KEVIN:  Generally my last one.  I always try to make each one better.  This involves creating new techniques and experimenting with different materials.  When molds are made they are heated up to 300 degrees Fahrenheit and are put under a ton of pressure.  So the challenge is to make a highly detailed and sturdy design that incorporates as much action as possible into a flat mold.

JIM:  Do you have any personal favorite pieces that you or someone else has done?

KEVIN:  Usually by the time I am done with them I do not want to see them again.  But when I see someone doing a really nice paint job I get really excited.  There are some very talented painters that can really bring your work to life.  That’s the main reason I enjoy this medium.  The people who purchase it get involved with it and add their own creative touches.

JIM:  How many people sculpt as you do?

KEVIN:  Not many.  There are many who do it on a hobby basis, but to do it professionally requires a lot of practice and time.   There have been major shake-ups in the gaming and miniatures business over the past 8-10 years.  Major companies have gotten bought out.  The distribution network has been turned upside down and with the emergence of online sales there are whole new opportunities for smaller companies that never existed before.

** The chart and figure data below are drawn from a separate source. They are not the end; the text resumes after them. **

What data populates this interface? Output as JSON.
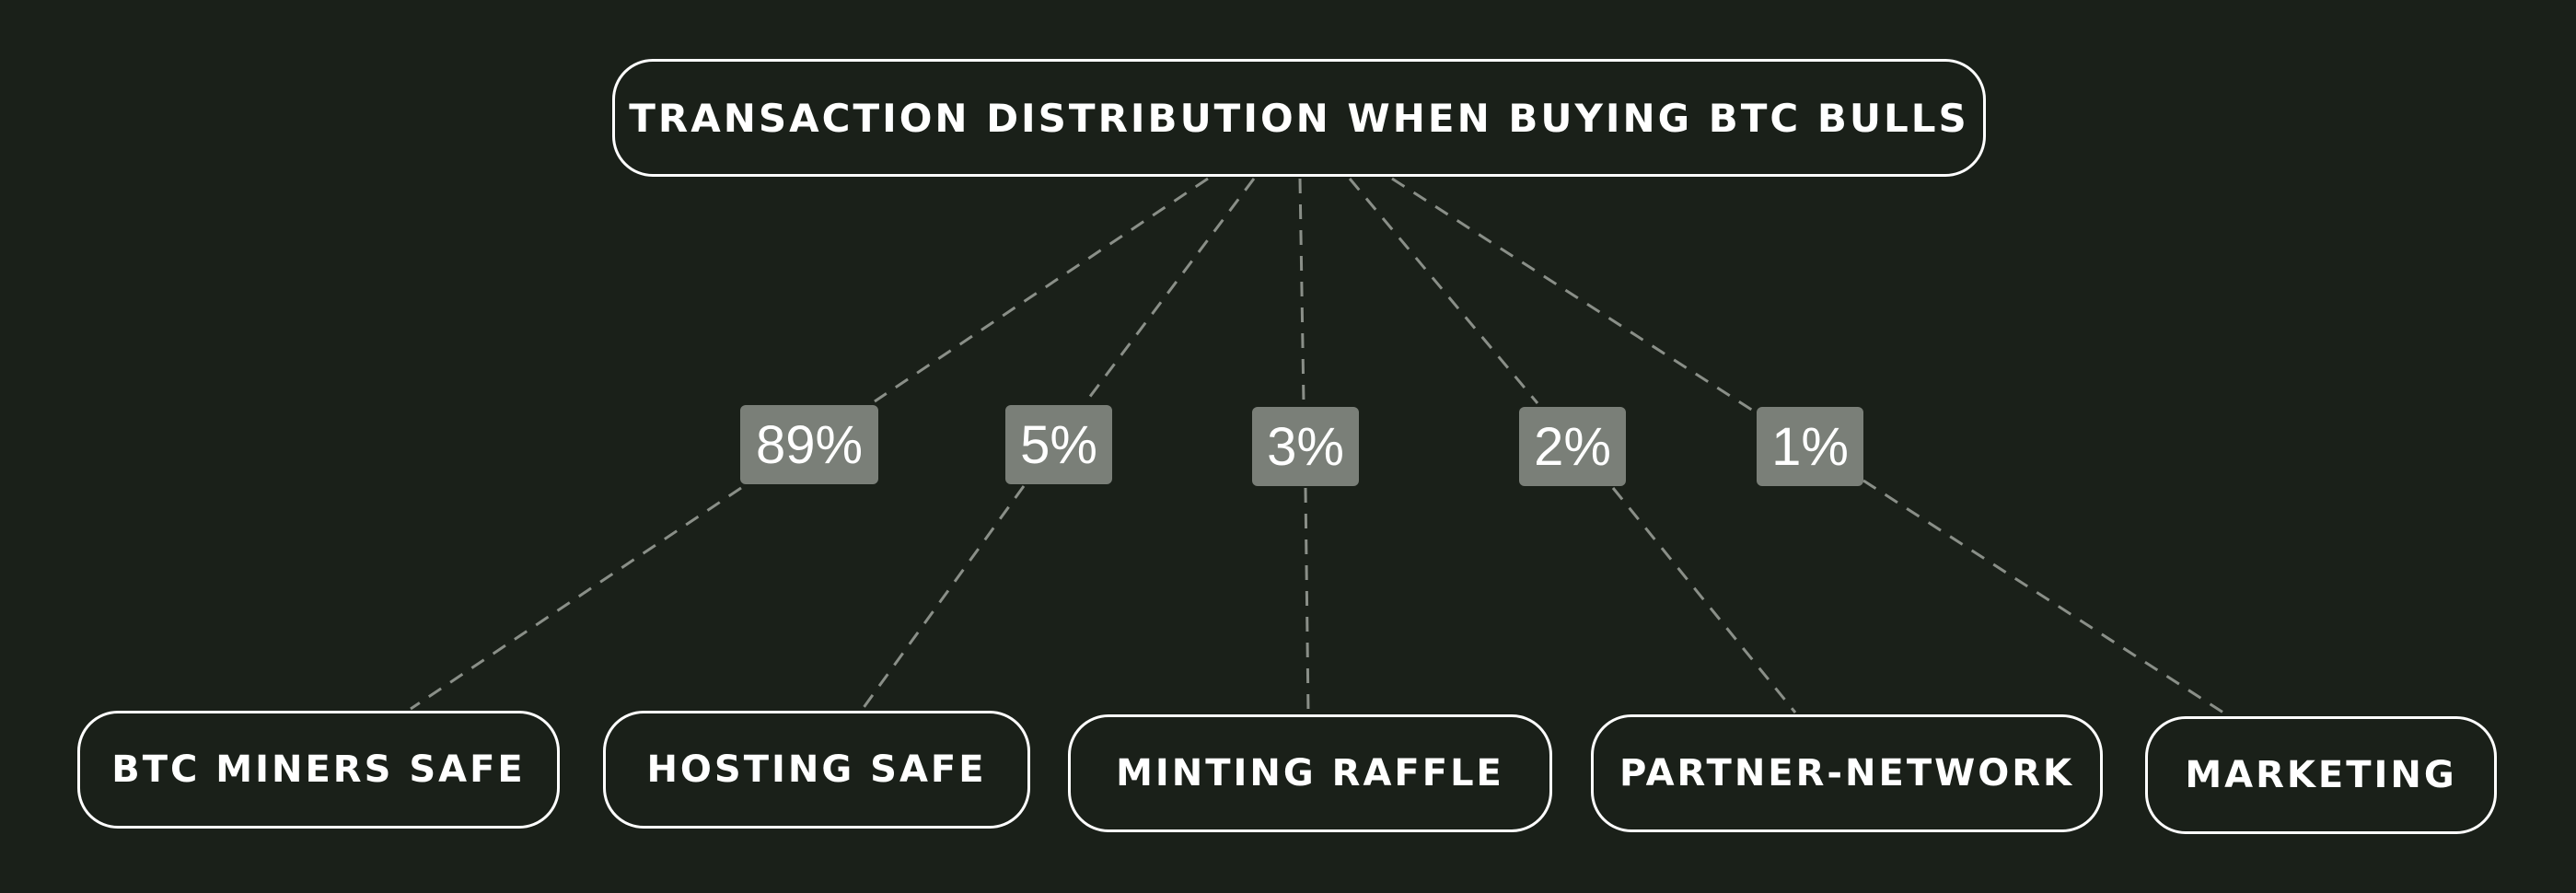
{
  "title": "TRANSACTION DISTRIBUTION WHEN BUYING BTC BULLS",
  "branches": [
    {
      "label": "BTC MINERS SAFE",
      "percent": "89%"
    },
    {
      "label": "HOSTING SAFE",
      "percent": "5%"
    },
    {
      "label": "MINTING RAFFLE",
      "percent": "3%"
    },
    {
      "label": "PARTNER-NETWORK",
      "percent": "2%"
    },
    {
      "label": "MARKETING",
      "percent": "1%"
    }
  ],
  "colors": {
    "background": "#1a2019",
    "node_border": "#ffffff",
    "label_box": "#7a7f78",
    "edge": "#8a8f88"
  }
}
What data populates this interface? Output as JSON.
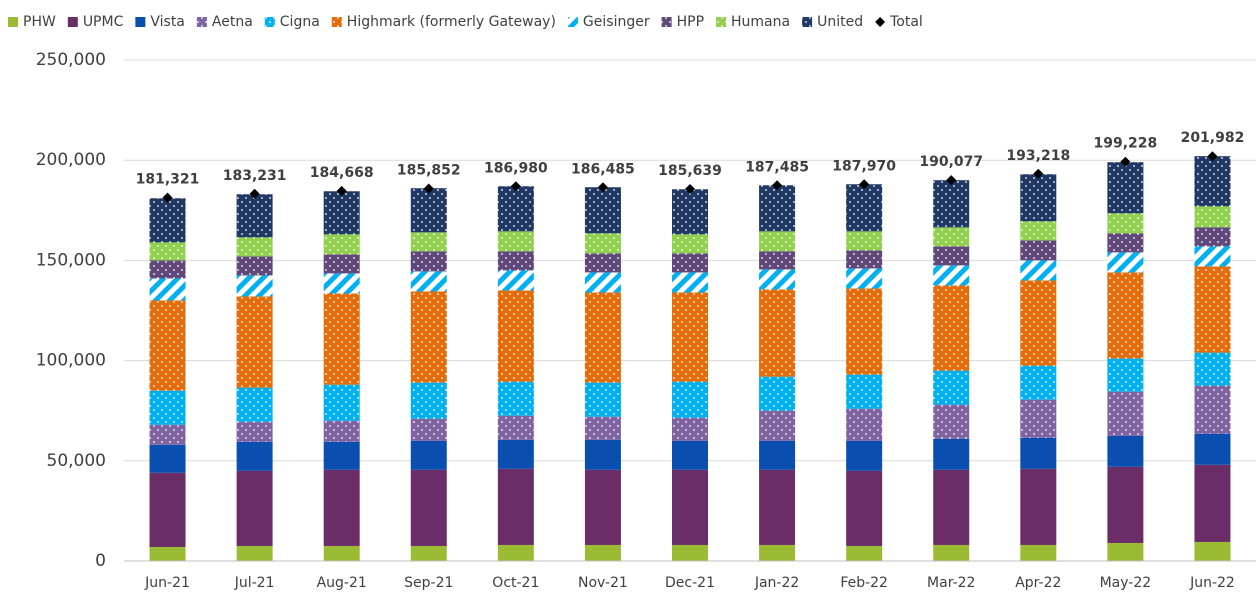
{
  "chart_data": {
    "type": "bar",
    "stacked": true,
    "categories": [
      "Jun-21",
      "Jul-21",
      "Aug-21",
      "Sep-21",
      "Oct-21",
      "Nov-21",
      "Dec-21",
      "Jan-22",
      "Feb-22",
      "Mar-22",
      "Apr-22",
      "May-22",
      "Jun-22"
    ],
    "series": [
      {
        "name": "PHW",
        "color": "#9bbb34",
        "pattern": "solid",
        "values": [
          7000,
          7500,
          7500,
          7500,
          8000,
          8000,
          8000,
          8000,
          7500,
          8000,
          8000,
          9000,
          9500
        ]
      },
      {
        "name": "UPMC",
        "color": "#6b2d67",
        "pattern": "solid",
        "values": [
          37000,
          37500,
          38000,
          38000,
          38000,
          37500,
          37500,
          37500,
          37500,
          37500,
          38000,
          38000,
          38500
        ]
      },
      {
        "name": "Vista",
        "color": "#0a4fb0",
        "pattern": "solid",
        "values": [
          14000,
          14500,
          14000,
          14500,
          14500,
          15000,
          14500,
          14500,
          15000,
          15500,
          15500,
          15500,
          15500
        ]
      },
      {
        "name": "Aetna",
        "color": "#8064a2",
        "pattern": "dots",
        "values": [
          10000,
          10000,
          10500,
          11000,
          12000,
          11500,
          11500,
          15000,
          16000,
          17000,
          19000,
          22000,
          24000
        ]
      },
      {
        "name": "Cigna",
        "color": "#00b0f0",
        "pattern": "dots",
        "values": [
          17000,
          17000,
          18000,
          18000,
          17000,
          17000,
          18000,
          17000,
          17000,
          17000,
          17000,
          16500,
          16500
        ]
      },
      {
        "name": "Highmark (formerly Gateway)",
        "color": "#e46c0a",
        "pattern": "dots",
        "values": [
          45000,
          45500,
          45500,
          45500,
          45500,
          45000,
          44500,
          43500,
          43000,
          42500,
          42500,
          43000,
          43000
        ]
      },
      {
        "name": "Geisinger",
        "color": "#00b0f0",
        "pattern": "stripes",
        "values": [
          11000,
          10500,
          10000,
          10000,
          10000,
          10000,
          10000,
          10000,
          10000,
          10000,
          10000,
          10000,
          10000
        ]
      },
      {
        "name": "HPP",
        "color": "#60497a",
        "pattern": "dots",
        "values": [
          9000,
          9500,
          9500,
          10000,
          9500,
          9500,
          9500,
          9000,
          9000,
          9500,
          10000,
          9500,
          9500
        ]
      },
      {
        "name": "Humana",
        "color": "#92d050",
        "pattern": "dots",
        "values": [
          9000,
          9500,
          10000,
          9500,
          10000,
          10000,
          9500,
          10000,
          9500,
          9500,
          9500,
          10000,
          10500
        ]
      },
      {
        "name": "United",
        "color": "#1f3864",
        "pattern": "dots",
        "values": [
          22000,
          21500,
          21500,
          22000,
          22500,
          23000,
          22500,
          23000,
          23500,
          23500,
          23500,
          25500,
          25000
        ]
      },
      {
        "name": "Total",
        "color": "#000000",
        "marker": "diamond",
        "values": [
          181321,
          183231,
          184668,
          185852,
          186980,
          186485,
          185639,
          187485,
          187970,
          190077,
          193218,
          199228,
          201982
        ],
        "value_labels": [
          "181,321",
          "183,231",
          "184,668",
          "185,852",
          "186,980",
          "186,485",
          "185,639",
          "187,485",
          "187,970",
          "190,077",
          "193,218",
          "199,228",
          "201,982"
        ]
      }
    ],
    "ylim": [
      0,
      250000
    ],
    "yticks": [
      0,
      {
        "value": 50000,
        "label": "50,000"
      },
      {
        "value": 100000,
        "label": "100,000"
      },
      {
        "value": 150000,
        "label": "150,000"
      },
      {
        "value": 200000,
        "label": "200,000"
      },
      {
        "value": 250000,
        "label": "250,000"
      }
    ],
    "grid": true,
    "legend": "top"
  }
}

JIM:  Do you see a rise or decline in the future for your profession?

KEVIN:  There should be a rise in all sorts of arts and crafts work.  A small company can now have a very big web presence with affordable shopping cart tech and data management.  A very small operation can be very effective and more flexible than a larger company.  What I do is a boutique type art and it's a lot easier to find a niche market these days.

JIM:  Is there anyone in your profession that you look up to or have great respect for?

KEVIN:  Sandra Garrity is a good friend and a highly talented artist.  She lives just north of Dayton with her husband John and two great kids.  She really hustles.  She has done some toy work and a lot of commemorative pewter collectable pieces for Rawcliffe Pewter and Franklin Mint including Star Wars(c) and Star Trek(c) figures.

Kevin Contos secret to success....the Drimmel tool.